An additional issue is that the environments in which master data is produced may need to be quite different. A team of data content managers looking after financial instrument master data will have very little in common with a team looking after client and counterparty master data. Why should the two teams be offered only a single environment in which to do their work? It is a little like saying that a dairy farm and a peach orchard are both farms and so they should be designed on identical principles. At a very high level this may be true, but for practical purposes such “one-size-fits-all” approaches always break down. Thus, we should not only separate master data production from distribution in our architecture, but production of master data entities should be separated into independent applications.
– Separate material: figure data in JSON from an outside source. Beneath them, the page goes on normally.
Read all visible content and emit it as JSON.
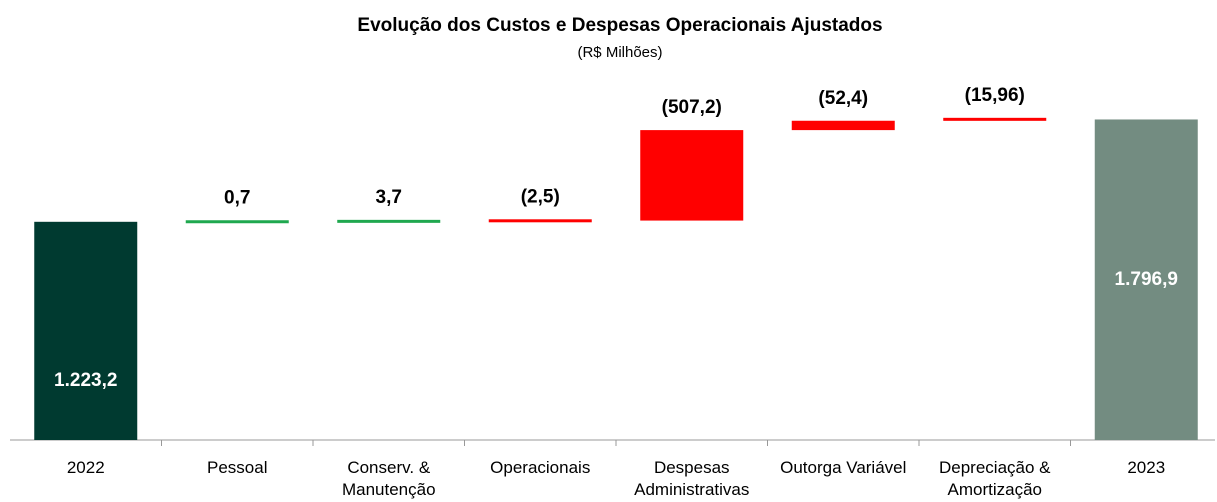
{
  "chart_data": {
    "type": "waterfall",
    "title": "Evolução dos Custos e Despesas Operacionais Ajustados",
    "subtitle": "(R$ Milhões)",
    "categories": [
      "2022",
      "Pessoal",
      "Conserv. & Manutenção",
      "Operacionais",
      "Despesas Administrativas",
      "Outorga Variável",
      "Depreciação & Amortização",
      "2023"
    ],
    "values": [
      1223.2,
      0.7,
      3.7,
      2.5,
      507.2,
      52.4,
      15.96,
      1796.9
    ],
    "value_labels": [
      "1.223,2",
      "0,7",
      "3,7",
      "(2,5)",
      "(507,2)",
      "(52,4)",
      "(15,96)",
      "1.796,9"
    ],
    "totals": [
      true,
      false,
      false,
      false,
      false,
      false,
      false,
      true
    ],
    "colors": [
      "#003a30",
      "#1fa84f",
      "#1fa84f",
      "#ff0000",
      "#ff0000",
      "#ff0000",
      "#ff0000",
      "#738c81"
    ],
    "ylim": [
      0,
      1850
    ]
  }
}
Figure 2 summarizes this architectural pattern.
Figure 2: Farm and Market Architecture Applied to MDM
It is likely that as vendors try to put more and more specific master data production functionality into their hub products, they will be driven to the conclusion that the environments for the production of master data cannot be generalized.
The Master Data MarketIn contrast to farming, markets do tend to be centralized. It does make sense to have a single distribution hub from which all enterprise applications can obtain master data. In this respect, the current hub architecture is really good. It is very difficult to see what better pattern could be implemented. The issues we have been discussing lie much more with the production – the “farming” – of master data.
Like all architectural discussions, there is some degree of looking at an ideal state here. Some degree of integration and cleansing (at least data quality checking) will probably have to remain in the “market” hub. Also, the current designs of MDM hubs try very hard to deal with the fact that much master data is not truly “farmed” but is a by-product of legacy transaction applications. There will be no getting away from this in the near future, and so the issues of cleansing and integration will still need to be dealt with. However, architecture is also about planning for a target state, and the idea of having many master data farms and a single master data market at least represent a valid pattern for consideration in this planning.
Note: I am grateful to my colleague Fabio Corzo for suggesting the farm and market analogy when we were discussing these problems.